I’m sympathetic to this a little bit the literal events of the story are important to catalogue. But presenting the fictional events of a story as if they were facts is inherently missing something important about fiction. The wiki-fication or lore-ification of storytelling is the tendency to only see this layer, and miss out on what the text is actually saying. Fiction is not just a sequence of events, and even the cataloguing of those events is subjective. Thinking it isn't is a consequence of not recognizing the subjective layers of fiction and treating it all as if it were the real history of another universe.

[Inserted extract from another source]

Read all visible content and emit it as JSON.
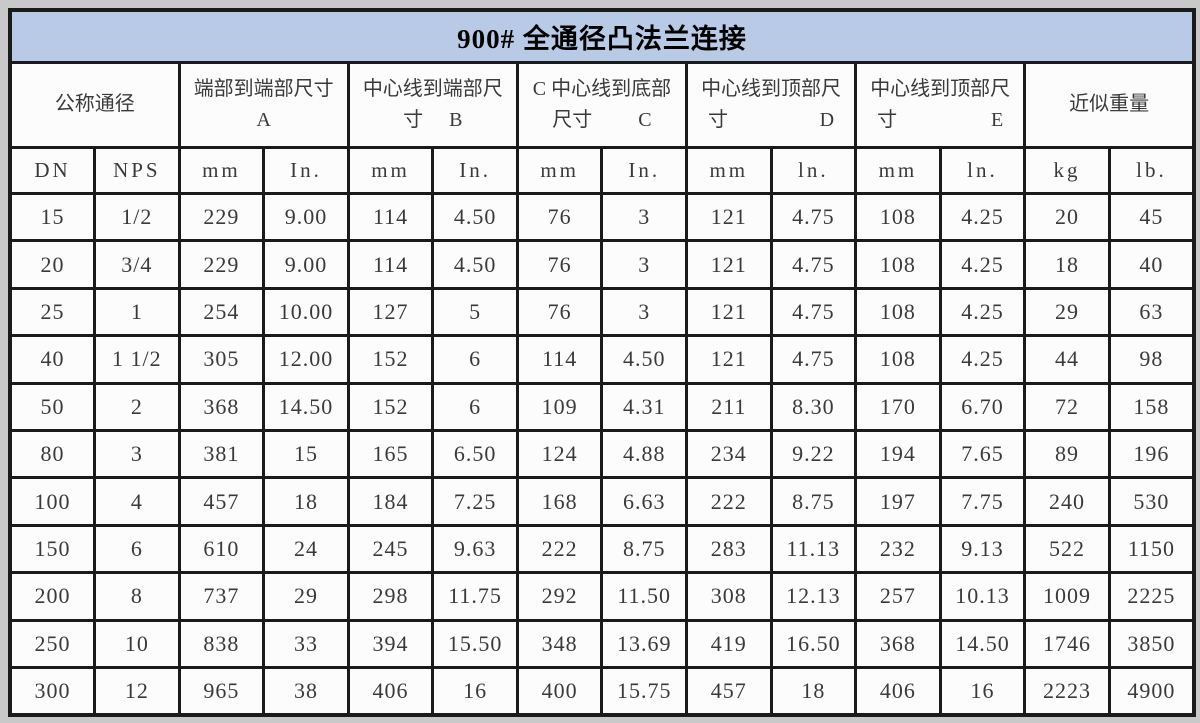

This matters for readers to have healthy relationships with fiction and it matters for artists because while you want your story to make sense within the context of the fictional universe the only reason you are telling a story in the first place is to say something true to your authentic beliefs, as meaningful and true as you can.
But Not Always and Not Forever
That's the end, that's me on lore right now. But while lore annoys me sometimes, I also love it, and I don't think this process is inherently wrong or bad. Cataloguing the rules of a fictional universe and taking them seriously can be really fun and make for good storytelling as well, when it’s applied with some self-awareness.
I mean, you KNOW I love Mobile Suit Gundam, a series that is nothing but a compilation of various interpretations of a universe in practically all imaginable directions. A lot of work that isn’t necessarily very sophisticated itself can provoke the imagination, and it’s not bad to look at a setting and ask yourself what life in it would actually be like especially when you have a clear goal in mind.
Gundam wouldn’t be what it is if there wasn’t this deep conviction in the text itself that what mattered more than anything was to convey how chaotic and horrible and tragic and unfair war is. Even when Gundam completely fails to convincingly achieve this, even when it's chained to looking like a toy commercial and the budget hits rock bottom, this conviction guides it, so strong it inspires you to keep believing in the text even when it fails. That’s the good lore; when you look at this shoestring budget toy commercial’s aspirations and take it seriously enough to be inspired to try to make something new.